Reading is relaxing and helps prepare the brain for rest. It’s also best in general to read in a quiet, comfortable setting, and that’s most likely achieved at the end of the day, says psychologist Michael Masson of the University of Victoria. When we read amid distractions, he says, the information being processed in our working memory is disrupted, so we retain less. 

10:30pm

GO TO BED

It’s bad news for Jimmy Fallon, but since most of us need seven to eight hours of sleep to stay healthy and perform at our best, we should turn in before any late-night show kicks off. But there’s a reason Fallon is so popular: only 47 per cent of us meet our sleep minimum during the workweek, according to a poll. At the end of the day, there’s only one way to get that sleep: go to bed. It may take a few weeks to turn a new and improved sleep schedule into a habit, but the payoff — a more perfect day — is worth it.

THE OPPOSITE LIVES OF NIGHT OWLS AND EARLY BIRDS

There’s no question that some of us like to wake with the sun and others prefer to stay up all night.
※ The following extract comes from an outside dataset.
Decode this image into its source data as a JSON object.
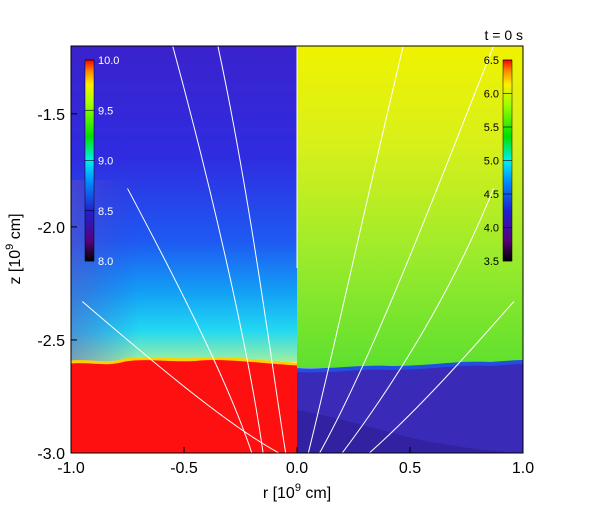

It’s not simply personal preference: research indicates that the tendencies are at least partly genetic, and MRI studies have found the brains of self-identified “morning people” to be most engaged at 9am, with that excitability slowly decreasing throughout the day. For night owls, brain function peaks at 9pm. It’s generally acknowledged that our nine-to-five workday, and even earlier school day, favours early birds. It’s probably one reason that studies find night owls to be generally less happy and healthy than average — although they can shift their sleep-wake cycle earlier by limiting nighttime exposure to artificial light and maximising exposure to daytime natural light.